Two thousand sled dogs are set to run in the three-day Sled Dog World Championship in the tiny Swedish town of Åsarna, which counts a population of just 7,000, pulling 270 drivers from 17 different countries.
“This is absolutely the biggest sled dog competition ever,” race spokesman Niklas Andersson tells AFP as he straddles a large snow scooter, the only way besides using skis or dog sleds to get through the waist-deep snow to find a spot along the wooded route the dogs will soon take.
With the engine roaring in our ears, we are enveloped in gasoline fumes as we bounce along, swerving boulders and ducking low-hanging branches until we finally find the perfect spot to see the dogs and their drivers, or mushers, fly by.
Sunlight reflects off the sparkling snow as the first musher, standing straight on metal runners and holding onto a canvas-clad sled, speeds past pulled by 12 panting Siberian Huskies, their breath billowing like smoke in the sub-freezing early-morning air.
From March 7th to 9th, dog teams numbering anywhere from one to more than 14 animals pull mushers on sleds — a category in which men and women run side-by-side — or on skis where the sexes compete separately.
“You don’t need as much muscle to be pulled on a sled … sometimes women can have an advantage because they are lighter,” says Martin Hanselle, a German sled dog enthusiast who has come out into the trail with heavy photography equipment to try to get the perfect shot of the animals.
Siberian Huskies, the fastest runners, compete in their own category, while the three other sled dog breeds, the bushy, muscular Alaskan Malamutes, the stocky Greenland Dogs and the fluffy white Samoyeds, run together.
The day before the race, owners driving special trucks with cages equipped in some cases to hold dozens of howling and yelping dogs queue through the centre of Åsarna waiting for veterinarians in fluorescent yellow vests to give them the thumbs-up to compete.
“We’re checking that they have no signs of illness or injury,” says veterinarian Maria Lundvall as she inspects Jochen Wypukol’s truckload of Siberian Huskies that he has driven up from Germany.
“This is the first time he’s on a table,” Wypukol, 48, explains as Shadow, a white and brown-speckled husky with one brown and one piercing blue eye, whines and squirms under Lundvall’s firm grip.

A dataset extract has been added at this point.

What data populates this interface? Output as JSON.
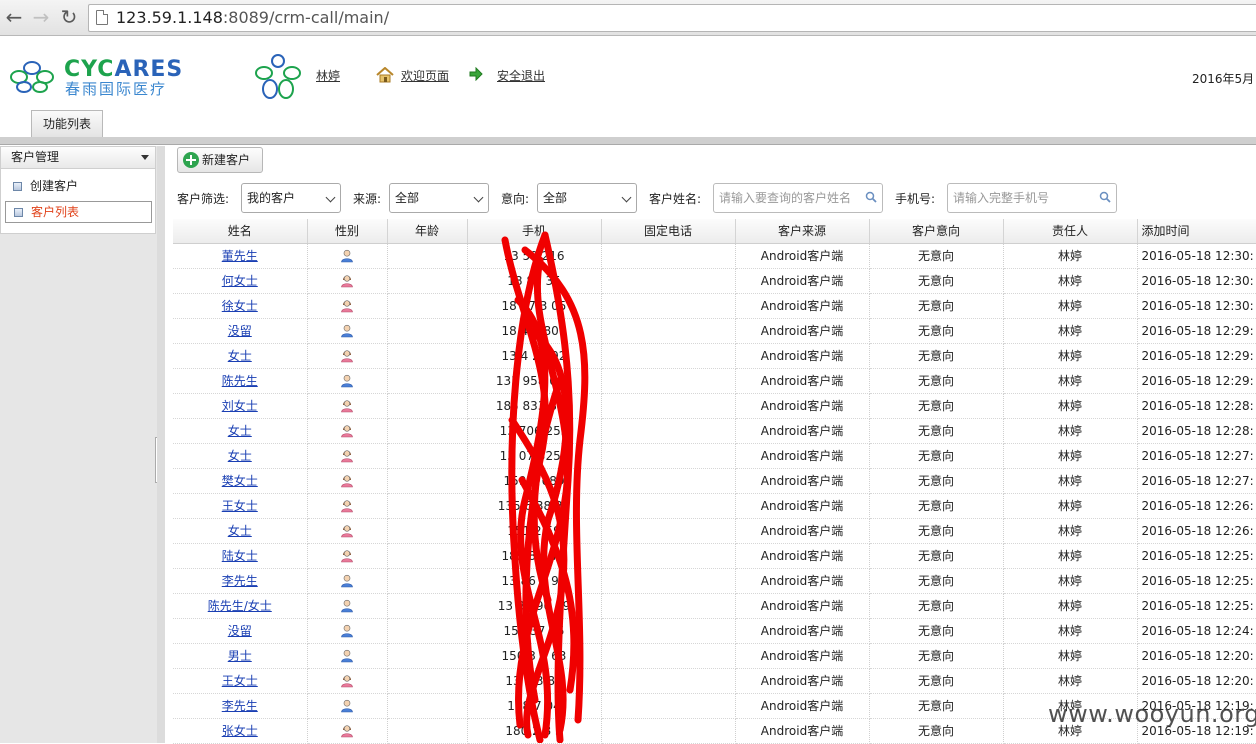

She inspects his sharp, canine teeth, his eyes, ears, paws and then asks Wypukol to take him for a short run to make sure he does not limp.
“Most of the dogs I’ve seen today have been healthy, but 15 so far have been disqualified,” she says.
One of the unlucky owners is 39-year-old Simon Manning, who has just spent three days driving his six huskies up from Yorkshire in Britain to try sledding on snow for the first time.
“I’ve only done one practice run, and I fell off and the dogs took off, so I think staying on the sled will be the hardest thing,” Manning says as veterinarian Catharina Freskgård begins checking his dogs.
One of the animals has an injured eye and has been taking eye drops, which Manning unfortunately has not thought to get a special permit for.
“It’s off the list. It can’t start,” Freskgård says as she sprays a circle of red paint on the dog’s rear to show it has been disqualified.
“We may as well just turn around and go home,” says a devastated Manning, shoving his hands in his pockets as the howling wind whips up a cloud of dust-like snow around him.
Another team accustomed to racing dogs using wheeled carts on dirt roads was more lucky: three mushers from South Africa, who had borrowed dogs in Sweden to avoid the required six-month quarantine for animals from their country, were on Friday preparing for their first races on snow ever.
“The good thing is that falling on snow is like falling on the clouds compared to falling on dry land. That hurts a lot more,” Cindy Foggitt, 30, who has been South Africa’s sled dog racing champion for the past three years, tells AFP just a few hours before she and her four-dog team set off from the starting line.
Even if you do not have to transport dogs and equipment from far-away places, sled dog racing is an expensive sport that demands a lot of hard work and commitment, competition spokesman Andersson tells AFP.
“In Sweden a good dog costs around 9,000 kronor ($1,500), and in Germany it could cost even 20,000 kronor, but the dogs are only a small part of the cost,” he says, sitting inside one of four large teepee tents planted in the middle of a large parking area where hoards of dogs wait impatiently to run.
Andersson and his musher-girlfriend Marie Israelsson own six huskies and two hunting dogs themselves, and food alone for the animals costs around 35,000 kronor a year. On top of that comes fancy equipment like a racing sled, snow scooter and dog park.
“And we hire two masseuses for the dogs to help them stretch out after competitions,” he says.
“It isn’t cheap,” acknowledges Pierre Slabbert, 43, another South African who is preparing to compete with a six-dog team.
“But when you manage to bond with a husky, there’s no describing that feeling.”